Özellikle aile içi iletişim ve evlilik terapileri üzerine yaptığı çalışmalarında, çiftlere şu gibi somut önerilerde bulunur:
- Empati Kurmak: Karşınızdaki kişinin yerine kendinizi koyarak onun duygularını ve düşüncelerini anlamaya çalışın. Bu, sadece söylenenleri duymak değil, aynı zamanda söylenmeyenleri de hissetmektir.
- "Ben Dili" Kullanmak: Suçlayıcı "sen dili" yerine, kendi duygu ve düşüncelerinizi ifade eden "ben dili" kullanın. Örneğin, "Sen beni hiç dinlemiyorsun" yerine, "Kendimi dinlenmemiş hissettiğimde üzülüyorum" demek, iletişimi çok daha olumlu etkiler.
- Aktif Dinleme: Karşınızdaki kişi konuşurken dikkatinizi tamamen ona verin, sözünü kesmeyin ve anladığınızı göstermek için başınızla onaylayın veya kısa geri bildirimlerde bulunun.
Öğrenme Süreçleri ve Motivasyon
Dökmen'in eğitimcilik geçmişi de onun insanlarla olan etkileşimini şekillendirmiş. Özellikle çocukların öğrenme süreçleri ve motivasyonları üzerine yaptığı analizler, eğitimin sadece bilgi aktarımı olmadığını, aynı zamanda bireyin merakını beslemek ve öğrenme sevgisi aşılamak olduğunu gösterir. Ona göre, çocuklara doğru yöntemlerle yaklaşıldığında, öğrenme bir zorunluluktan ziyade keyifli bir yolculuğa dönüşür. Bu yolculukta merak uyandırmak, soru sormayı teşvik etmek ve hatalardan ders çıkarma kültürünü yaymak büyük önem taşır.

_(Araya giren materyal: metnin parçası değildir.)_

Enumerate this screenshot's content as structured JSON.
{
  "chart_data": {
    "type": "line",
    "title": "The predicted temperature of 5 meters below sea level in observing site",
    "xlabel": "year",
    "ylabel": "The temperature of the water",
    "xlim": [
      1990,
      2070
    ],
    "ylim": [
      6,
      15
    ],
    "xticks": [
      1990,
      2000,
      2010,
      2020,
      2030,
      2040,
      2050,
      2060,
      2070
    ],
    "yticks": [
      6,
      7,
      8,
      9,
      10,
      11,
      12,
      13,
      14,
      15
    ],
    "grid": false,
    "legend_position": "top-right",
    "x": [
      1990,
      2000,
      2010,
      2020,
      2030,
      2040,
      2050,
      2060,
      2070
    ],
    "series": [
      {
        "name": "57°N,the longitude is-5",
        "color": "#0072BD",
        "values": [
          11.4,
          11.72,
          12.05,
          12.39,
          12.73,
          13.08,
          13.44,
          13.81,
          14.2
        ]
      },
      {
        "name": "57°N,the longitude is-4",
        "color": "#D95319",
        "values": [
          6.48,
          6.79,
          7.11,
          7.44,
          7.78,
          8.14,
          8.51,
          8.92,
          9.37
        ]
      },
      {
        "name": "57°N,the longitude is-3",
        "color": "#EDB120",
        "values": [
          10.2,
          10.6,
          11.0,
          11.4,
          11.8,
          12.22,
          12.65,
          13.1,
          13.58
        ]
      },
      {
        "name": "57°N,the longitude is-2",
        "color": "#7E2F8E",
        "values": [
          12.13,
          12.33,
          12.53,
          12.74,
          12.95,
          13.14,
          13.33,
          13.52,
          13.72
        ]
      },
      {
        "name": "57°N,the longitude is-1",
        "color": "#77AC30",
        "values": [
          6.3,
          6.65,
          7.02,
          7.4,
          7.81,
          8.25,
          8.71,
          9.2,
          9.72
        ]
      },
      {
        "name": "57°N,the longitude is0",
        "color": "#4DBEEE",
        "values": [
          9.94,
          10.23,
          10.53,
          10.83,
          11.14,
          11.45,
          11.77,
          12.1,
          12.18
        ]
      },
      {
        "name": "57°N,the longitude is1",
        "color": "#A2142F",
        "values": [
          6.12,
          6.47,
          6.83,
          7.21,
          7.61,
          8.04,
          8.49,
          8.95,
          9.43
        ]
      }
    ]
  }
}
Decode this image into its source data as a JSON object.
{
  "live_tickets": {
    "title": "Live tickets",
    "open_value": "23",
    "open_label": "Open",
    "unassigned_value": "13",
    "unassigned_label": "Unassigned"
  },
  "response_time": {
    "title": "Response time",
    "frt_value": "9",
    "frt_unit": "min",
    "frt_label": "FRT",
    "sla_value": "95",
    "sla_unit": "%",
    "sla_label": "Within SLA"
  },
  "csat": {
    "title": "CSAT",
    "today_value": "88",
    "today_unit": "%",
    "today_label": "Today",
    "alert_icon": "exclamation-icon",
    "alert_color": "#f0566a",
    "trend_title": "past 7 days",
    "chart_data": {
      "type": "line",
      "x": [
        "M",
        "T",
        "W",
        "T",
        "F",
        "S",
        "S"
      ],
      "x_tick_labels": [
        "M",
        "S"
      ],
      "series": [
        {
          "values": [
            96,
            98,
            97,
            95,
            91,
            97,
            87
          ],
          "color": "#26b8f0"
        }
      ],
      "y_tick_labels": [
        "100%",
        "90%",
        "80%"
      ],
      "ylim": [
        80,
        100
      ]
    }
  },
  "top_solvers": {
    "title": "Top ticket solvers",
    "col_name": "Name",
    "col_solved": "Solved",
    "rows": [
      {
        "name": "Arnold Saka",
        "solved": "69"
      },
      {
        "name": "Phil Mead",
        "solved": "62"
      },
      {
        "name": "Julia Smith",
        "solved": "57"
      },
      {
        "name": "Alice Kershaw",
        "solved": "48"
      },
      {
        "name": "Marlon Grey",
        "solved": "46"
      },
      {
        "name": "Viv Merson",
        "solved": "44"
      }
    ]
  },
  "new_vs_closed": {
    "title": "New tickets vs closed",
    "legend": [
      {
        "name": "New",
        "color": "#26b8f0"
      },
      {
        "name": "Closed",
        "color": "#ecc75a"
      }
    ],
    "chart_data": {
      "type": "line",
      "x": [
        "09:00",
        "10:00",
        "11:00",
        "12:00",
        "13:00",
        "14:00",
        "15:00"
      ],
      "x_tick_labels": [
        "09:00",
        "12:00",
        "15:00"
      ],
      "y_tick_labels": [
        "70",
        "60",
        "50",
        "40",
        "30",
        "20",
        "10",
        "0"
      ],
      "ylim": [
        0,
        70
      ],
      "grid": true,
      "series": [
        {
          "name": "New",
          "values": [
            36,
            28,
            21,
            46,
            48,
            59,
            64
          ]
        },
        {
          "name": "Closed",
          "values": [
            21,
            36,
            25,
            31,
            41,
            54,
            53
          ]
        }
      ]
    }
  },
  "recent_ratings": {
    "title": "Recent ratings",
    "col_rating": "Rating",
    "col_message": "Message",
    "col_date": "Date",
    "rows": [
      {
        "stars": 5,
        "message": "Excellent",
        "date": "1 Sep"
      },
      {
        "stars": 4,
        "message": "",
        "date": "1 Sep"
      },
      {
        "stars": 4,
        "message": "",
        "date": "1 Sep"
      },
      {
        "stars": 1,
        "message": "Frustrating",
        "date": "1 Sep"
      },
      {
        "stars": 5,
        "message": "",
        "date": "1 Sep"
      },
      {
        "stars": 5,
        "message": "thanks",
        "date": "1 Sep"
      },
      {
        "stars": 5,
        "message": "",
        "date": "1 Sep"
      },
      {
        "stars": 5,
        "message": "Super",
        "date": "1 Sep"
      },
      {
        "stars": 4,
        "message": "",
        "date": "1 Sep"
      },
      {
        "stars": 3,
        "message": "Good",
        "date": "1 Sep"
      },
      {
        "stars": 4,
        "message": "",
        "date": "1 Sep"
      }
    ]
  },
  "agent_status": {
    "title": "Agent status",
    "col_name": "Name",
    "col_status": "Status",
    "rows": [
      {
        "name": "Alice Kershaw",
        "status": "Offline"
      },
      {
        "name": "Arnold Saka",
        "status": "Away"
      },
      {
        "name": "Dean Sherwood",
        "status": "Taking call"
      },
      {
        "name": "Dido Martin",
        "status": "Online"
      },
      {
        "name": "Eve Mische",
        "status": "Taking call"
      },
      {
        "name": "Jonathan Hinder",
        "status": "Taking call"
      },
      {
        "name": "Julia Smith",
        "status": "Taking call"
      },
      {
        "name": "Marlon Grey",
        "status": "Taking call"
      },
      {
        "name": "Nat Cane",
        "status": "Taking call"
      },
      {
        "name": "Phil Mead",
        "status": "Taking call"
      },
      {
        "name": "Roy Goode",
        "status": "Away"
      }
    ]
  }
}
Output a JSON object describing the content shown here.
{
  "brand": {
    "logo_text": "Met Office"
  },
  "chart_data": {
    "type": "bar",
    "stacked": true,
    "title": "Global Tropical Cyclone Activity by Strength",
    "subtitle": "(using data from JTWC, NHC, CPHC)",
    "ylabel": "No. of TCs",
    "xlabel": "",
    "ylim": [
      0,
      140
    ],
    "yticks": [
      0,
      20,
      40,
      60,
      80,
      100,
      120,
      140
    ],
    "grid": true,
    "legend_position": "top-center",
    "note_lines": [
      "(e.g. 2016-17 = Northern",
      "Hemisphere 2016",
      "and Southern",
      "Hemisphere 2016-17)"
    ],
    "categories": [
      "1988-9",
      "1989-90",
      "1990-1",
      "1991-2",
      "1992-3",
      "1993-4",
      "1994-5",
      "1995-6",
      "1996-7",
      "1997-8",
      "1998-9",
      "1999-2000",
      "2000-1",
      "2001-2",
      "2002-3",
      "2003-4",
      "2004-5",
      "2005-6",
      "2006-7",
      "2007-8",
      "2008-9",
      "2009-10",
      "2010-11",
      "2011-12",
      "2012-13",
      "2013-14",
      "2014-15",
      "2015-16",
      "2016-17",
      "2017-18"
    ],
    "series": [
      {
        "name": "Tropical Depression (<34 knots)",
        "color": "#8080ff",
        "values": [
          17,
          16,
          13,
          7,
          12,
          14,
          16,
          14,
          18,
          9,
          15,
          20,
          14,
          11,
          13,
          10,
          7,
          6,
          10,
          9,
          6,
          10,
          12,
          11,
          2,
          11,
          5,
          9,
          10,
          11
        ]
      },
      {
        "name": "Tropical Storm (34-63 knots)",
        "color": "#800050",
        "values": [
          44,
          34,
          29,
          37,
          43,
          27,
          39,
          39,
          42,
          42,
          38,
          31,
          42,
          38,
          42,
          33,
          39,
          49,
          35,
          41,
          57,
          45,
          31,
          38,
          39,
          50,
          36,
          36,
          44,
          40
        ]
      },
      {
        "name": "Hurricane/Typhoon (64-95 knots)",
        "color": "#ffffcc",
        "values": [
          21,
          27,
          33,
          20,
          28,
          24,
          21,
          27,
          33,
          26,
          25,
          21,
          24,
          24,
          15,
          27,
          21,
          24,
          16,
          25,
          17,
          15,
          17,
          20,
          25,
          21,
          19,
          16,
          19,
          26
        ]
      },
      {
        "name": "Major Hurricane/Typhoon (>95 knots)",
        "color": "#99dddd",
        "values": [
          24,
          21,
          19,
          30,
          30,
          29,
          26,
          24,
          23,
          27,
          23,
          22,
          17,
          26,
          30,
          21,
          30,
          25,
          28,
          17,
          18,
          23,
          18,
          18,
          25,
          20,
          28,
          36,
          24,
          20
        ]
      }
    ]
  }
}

Ebeveynlere ve eğitimcilere yönelik önerileri arasında şunlar bulunur:
- Övgüleri Somutlaştırmak: "Aferin" demek yerine, çocuğun hangi davranışı veya başarısı için övüldüğünü belirtin. "Bu problemi kendi başına çözdüğün için seni tebrik ederim" gibi.
- Hata Yapma Hakkı Tanımak: Hataları birer öğrenme fırsatı olarak görün. Çocuğun hata yaptığında onu cezalandırmak yerine, neden böyle olduğunu konuşmak ve çözüm yolları üretmek, daha kalıcı öğrenme sağlar.
- Motivasyonu İçselleştirmek: Dışsal ödüllere (hediye, harçlık gibi) dayalı motivasyon yerine, çocuğun kendi başarısından keyif almasını sağlayacak ortamlar yaratın.
Kişisel Yaşam ve Mutluluk
Üstün Dökmen, psikolojinin sadece terapi odalarıyla sınırlı olmadığını, aynı zamanda günlük yaşam kalitemizi artırmada da etkili olduğunu savunur. Deneyimlerime göre, mutluluk ve huzurlu bir yaşam için gerekenler, karmaşık formüller değil, daha çok basit ama etkili alışkanlıklardır. Kendi yaşamında da bu prensipleri uygulayan biri olarak, kişisel mutluluğun anahtarlarının, ilişkilerimizi geliştirmek, kendimize zaman ayırmak ve hayatın küçük detaylarındaki güzellikleri fark etmekten geçtiğini görüyorum.
Bu bağlamda, kendine iyi bakma ve mutluluğu yakalama konusunda şu pratik önerilerde bulunabilir:
- Günlük Rutinler Oluşturmak: Sabahları kendinize ayırdığınız kısa bir zaman dilimi bile (örneğin 15-20 dakika meditasyon veya sevdiğiniz bir aktivite) gününüze pozitif bir başlangıç yapmanızı sağlar.
- Minnettarlık Pratikleri: Her gün şükrettiğiniz birkaç şeyi düşünmek veya yazmak, bakış açınızı değiştirir ve pozitif duyguları artırır.
- Sınırlar Koymak: Hem iş hem de özel yaşamınızda, kendi enerjinizi ve zamanınızı korumak için hayır deme becerisini geliştirmek, tükenmişliği önler.